The saga of bifurcation stenting strategies has entered a new chapter.
Recent findings question the provisional strategy (PS) as a first choice, supporting an upfront 2-stent (2S) deployment in complex true bifurcation lesions, notably for left main bifurcation disease1.
Several meta-analyses have been published comparing the PS to the 2S strategy, aiming to clarify findings from underpowered studies2. However, drawing accurate conclusions remains difficult. Various definitions and inclusion criteria for coronary bifurcation have been adopted, stent optimisation techniques (POT) and intravascular imaging have been heterogeneously used in randomised controlled trials (RCTs), newer-generation drug-eluting stents (DES) have been introduced over the years, and the selection, modulation, and duration of dual antiplatelet therapy (DAPT) have significantly evolved. All these variables strongly impact the prognosis and cannot be considered mere “confounding factors”.
The manuscript by Bujak et al in the present issue of EuroIntervention3 is a thoughtful, updated reply to the needs of interventional cardiologists. Overcoming the limitations of prior meta-analyses, this study adopts a more rigorous approach. The authors conducted a pairwise meta-analysis comparing the PS with the 2S strategy as well as a network meta-analysis (NMA) to evaluate all stenting strategies, focusing on major adverse cardiac events (MACE), a composite of cardiac death, myocardial infarction (MI), or target lesion revascularisation (TLR).

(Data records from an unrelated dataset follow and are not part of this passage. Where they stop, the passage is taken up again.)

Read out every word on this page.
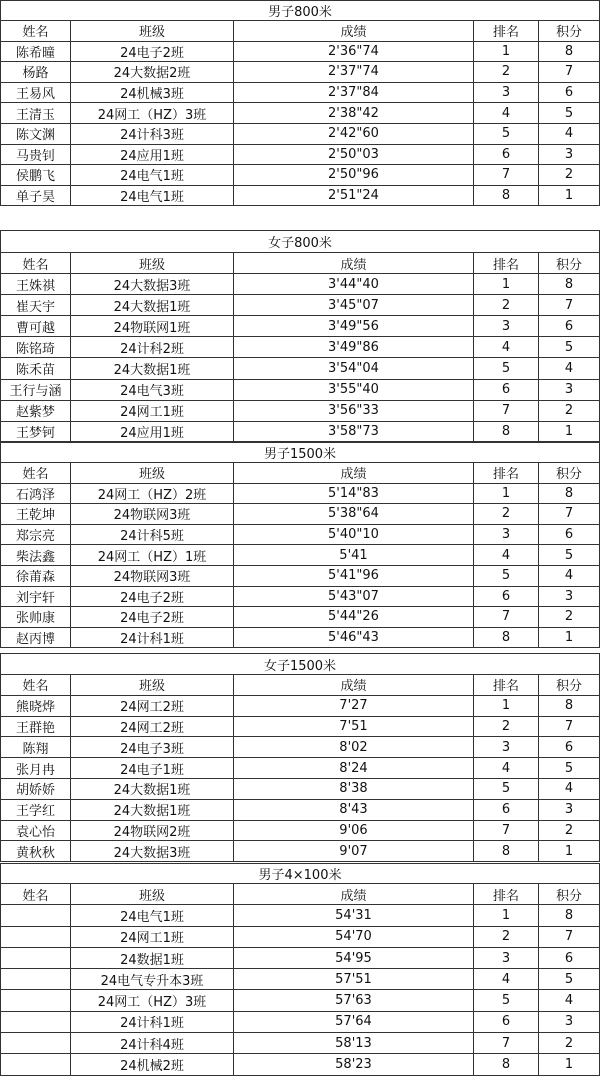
男子800米				
姓名	班级	成绩	排名	积分
陈希曈	24电子2班	2'36"74	1	8
杨路	24大数据2班	2'37"74	2	7
王易风	24机械3班	2'37"84	3	6
王清玉	24网工（HZ）3班	2'38"42	4	5
陈文渊	24计科3班	2'42"60	5	4
马贵钊	24应用1班	2'50"03	6	3
侯鹏飞	24电气1班	2'50"96	7	2
单子昊	24电气1班	2'51"24	8	1
女子800米				
姓名	班级	成绩	排名	积分
王姝祺	24大数据3班	3'44"40	1	8
崔天宇	24大数据1班	3'45"07	2	7
曹可越	24物联网1班	3'49"56	3	6
陈铭琦	24计科2班	3'49"86	4	5
陈禾苗	24大数据1班	3'54"04	5	4
王行与涵	24电气3班	3'55"40	6	3
赵紫梦	24网工1班	3'56"33	7	2
王梦钶	24应用1班	3'58"73	8	1
男子1500米				
姓名	班级	成绩	排名	积分
石鸿泽	24网工（HZ）2班	5'14"83	1	8
王乾坤	24物联网3班	5'38"64	2	7
郑宗亮	24计科5班	5'40"10	3	6
柴法鑫	24网工（HZ）1班	5'41	4	5
徐莆森	24物联网3班	5'41"96	5	4
刘宇轩	24电子2班	5'43"07	6	3
张帅康	24电子2班	5'44"26	7	2
赵丙博	24计科1班	5'46"43	8	1
女子1500米				
姓名	班级	成绩	排名	积分
熊晓烨	24网工2班	7'27	1	8
王群艳	24网工2班	7'51	2	7
陈翔	24电子3班	8'02	3	6
张月冉	24电子1班	8'24	4	5
胡娇娇	24大数据1班	8'38	5	4
王学红	24大数据1班	8'43	6	3
袁心怡	24物联网2班	9'06	7	2
黄秋秋	24大数据3班	9'07	8	1
男子4×100米				
姓名	班级	成绩	排名	积分
	24电气1班	54'31	1	8
	24网工1班	54'70	2	7
	24数据1班	54'95	3	6
	24电气专升本3班	57'51	4	5
	24网工（HZ）3班	57'63	5	4
	24计科1班	57'64	6	3
	24计科4班	58'13	7	2
	24机械2班	58'23	8	1
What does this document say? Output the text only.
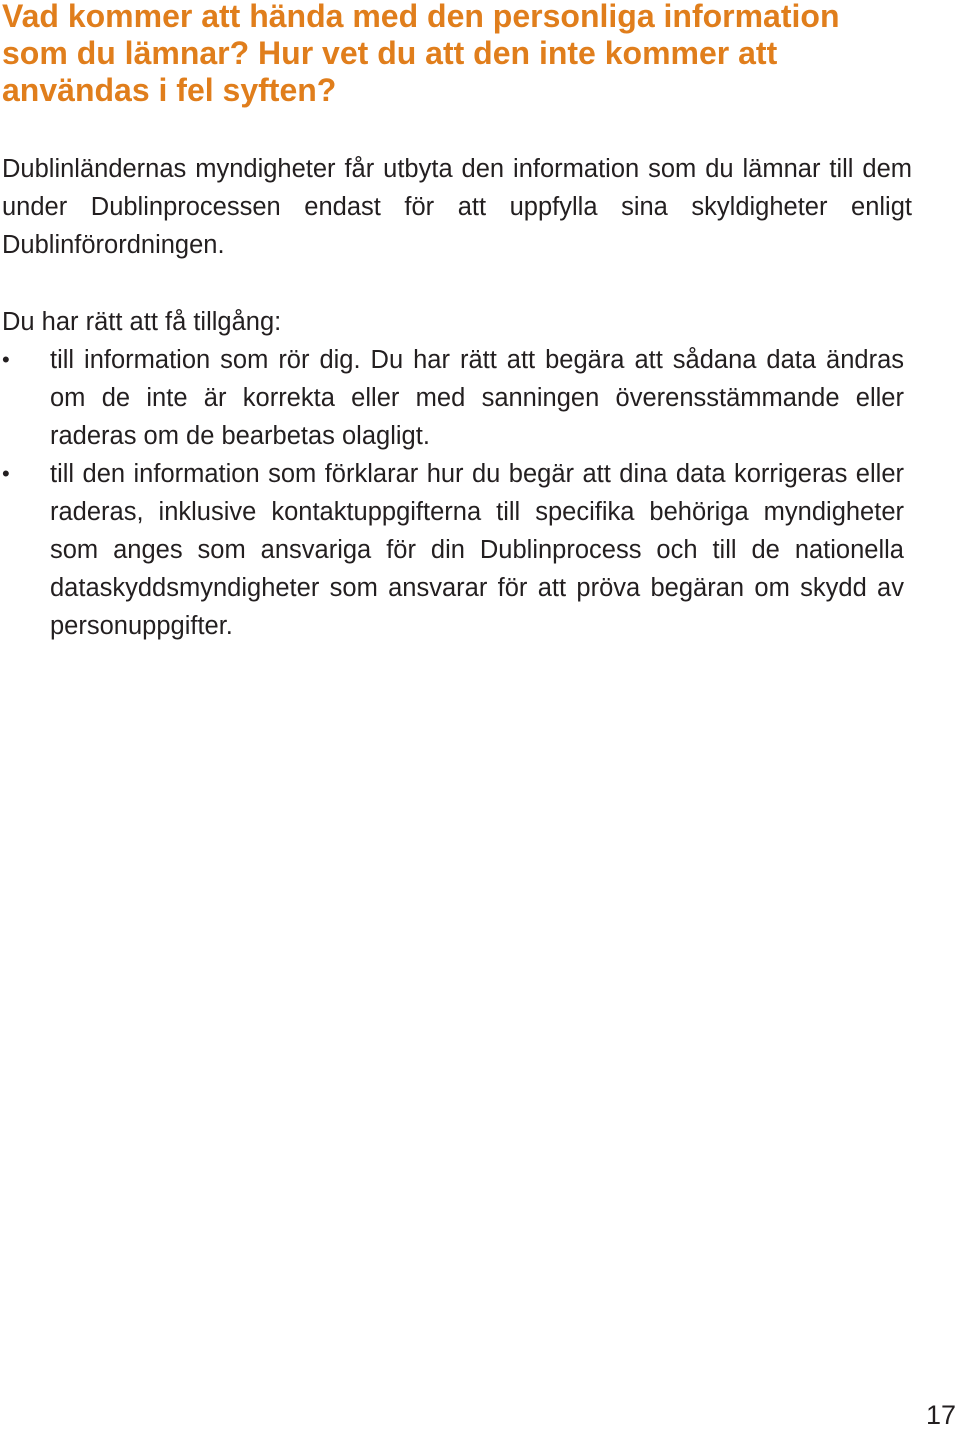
Vad kommer att hända med den personliga information som du lämnar? Hur vet du att den inte kommer att användas i fel syften?

Dublinländernas myndigheter får utbyta den information som du lämnar till dem under Dublinprocessen endast för att uppfylla sina skyldigheter enligt Dublinförordningen.

Du har rätt att få tillgång:

•	till information som rör dig. Du har rätt att begära att sådana data ändras om de inte är korrekta eller med sanningen överensstämmande eller raderas om de bearbetas olagligt.
•	till den information som förklarar hur du begär att dina data korrigeras eller raderas, inklusive kontaktuppgifterna till specifika behöriga myndigheter som anges som ansvariga för din Dublinprocess och till de nationella dataskyddsmyndigheter som ansvarar för att pröva begäran om skydd av personuppgifter.
17
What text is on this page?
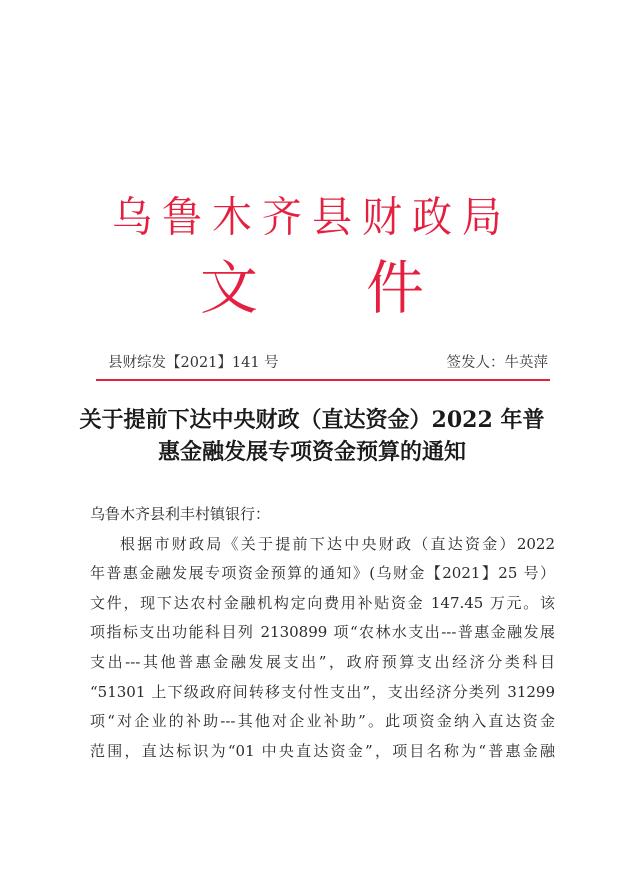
乌鲁木齐县财政局
文 件
县财综发【2021】141 号	签发人：牛英萍
关于提前下达中央财政（直达资金）2022 年普
惠金融发展专项资金预算的通知

乌鲁木齐县利丰村镇银行：

根据市财政局《关于提前下达中央财政（直达资金）2022
年普惠金融发展专项资金预算的通知》(乌财金【2021】25 号）
文件，现下达农村金融机构定向费用补贴资金 147.45 万元。该
项指标支出功能科目列 2130899 项“农林水支出---普惠金融发展
支出---其他普惠金融发展支出”，政府预算支出经济分类科目
“51301 上下级政府间转移支付性支出”，支出经济分类列 31299
项“对企业的补助---其他对企业补助”。此项资金纳入直达资金
范围，直达标识为“01 中央直达资金”，项目名称为“普惠金融
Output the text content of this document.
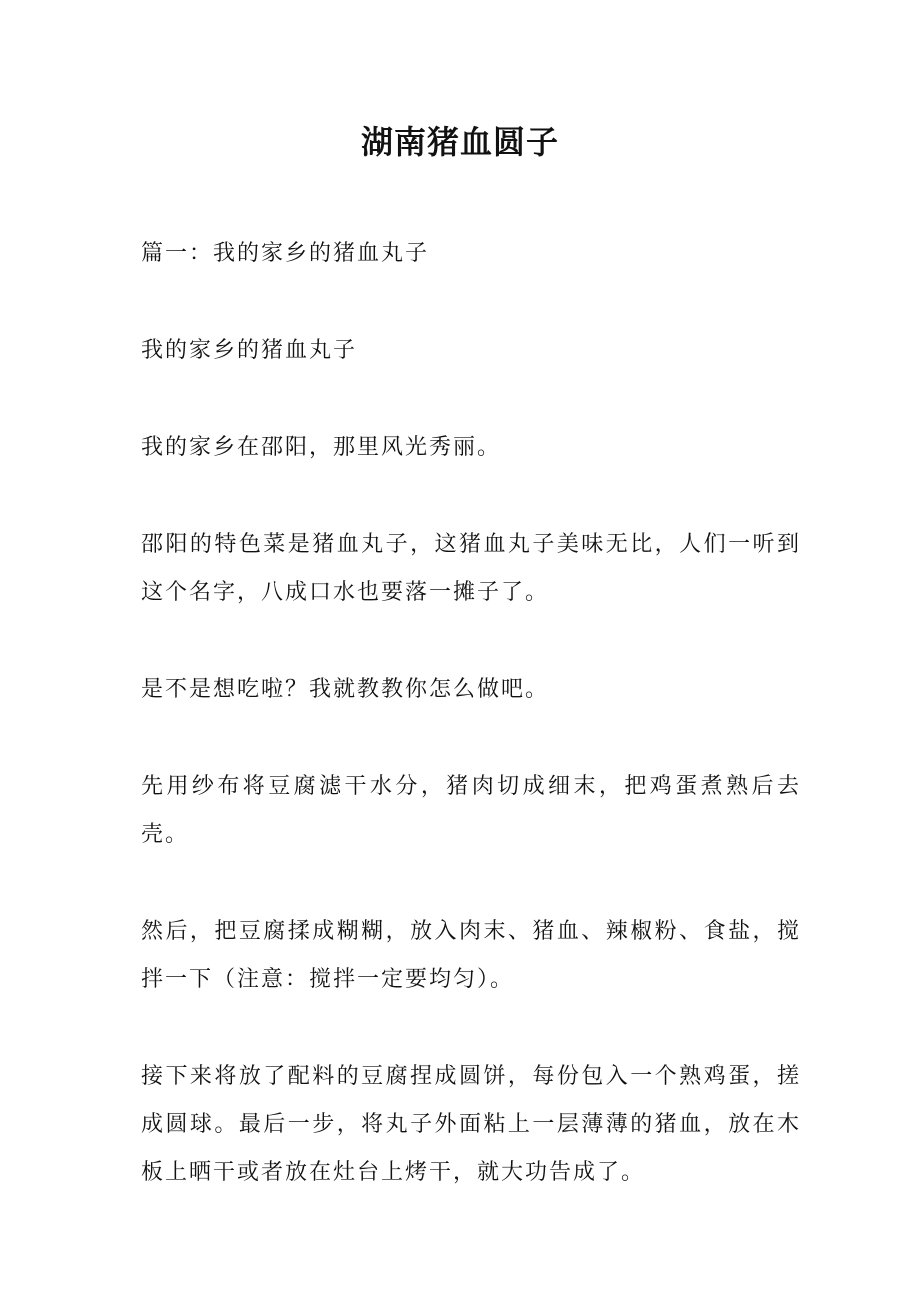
湖南猪血圆子

篇一：我的家乡的猪血丸子

我的家乡的猪血丸子

我的家乡在邵阳，那里风光秀丽。

邵阳的特色菜是猪血丸子，这猪血丸子美味无比，人们一听到这个名字，八成口水也要落一摊子了。

是不是想吃啦？我就教教你怎么做吧。

先用纱布将豆腐滤干水分，猪肉切成细末，把鸡蛋煮熟后去壳。

然后，把豆腐揉成糊糊，放入肉末、猪血、辣椒粉、食盐，搅拌一下（注意：搅拌一定要均匀）。

接下来将放了配料的豆腐捏成圆饼，每份包入一个熟鸡蛋，搓成圆球。最后一步，将丸子外面粘上一层薄薄的猪血，放在木板上晒干或者放在灶台上烤干，就大功告成了。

Overall, the PS and 2S strategy did not differ in terms of MACE, cardiac death, MI, TLR, or stent thrombosis (ST). A 2S strategy seemed appropriate when the side branch was not only an “innocent bystander” of main vessel disease but had developed a substantial lesion: the meta-regression showed a benefit of the 2S approach in terms of reduced MACE, MI, and TLR rates in RCTs enrolling patients with a side branch lesion length >11 mm.
The NMA highlighted the superiority of the double-kissing (DK)-crush technique in terms of MACE, TLR, MI, and ST, but, as commented by the authors, it’s crucial to contextualise such findings. Most data were derived from the DK-crush trials, where operators were confident with the technique, and patients allocated to the PS arm experienced an unacceptably high crossover rate to 2S (47% in the DKCRUSH-V trial)4. Such findings, aside from being cautiously interpreted, should instead support the concept that careful planning and limiting the liberal use of “bailout” stenting in coronary bifurcations are associated with a significant reduction of untoward midterm events5. Therefore, though the NMA may be a methodologically valid tool for comparison, it appears to create an uneven matchup between the two strategies.
Concerning procedural optimisation, a prespecified analysis showed no distinct advantage between the strategies when trials without proximal optimisation technique (POT) were excluded. The heterogeneous use of intravascular imaging in the RCTs precluded any evaluation. The European Trial on Optical Coherence Tomography Optimized Bifurcation Event Reduction (OCTOBER) recently showed a reduction of MACE associated with the use of intravascular imaging in complex bifurcations (19% left main), with an even more evident benefit in the PS group6. The use of intravascular imaging might also support a guided modulation of DAPT duration7, which is another relevant, but still unexplored, issue.
In conclusion, it seems that the longstanding question about which strategy is better is slowly becoming less crucial, in favour of new issues that concern how to best perform each strategy. In other words, “how to do” and “when to do” might be more compelling than “what to do”.
Conflict of interest statement
The authors have no conflicts of interest to declare.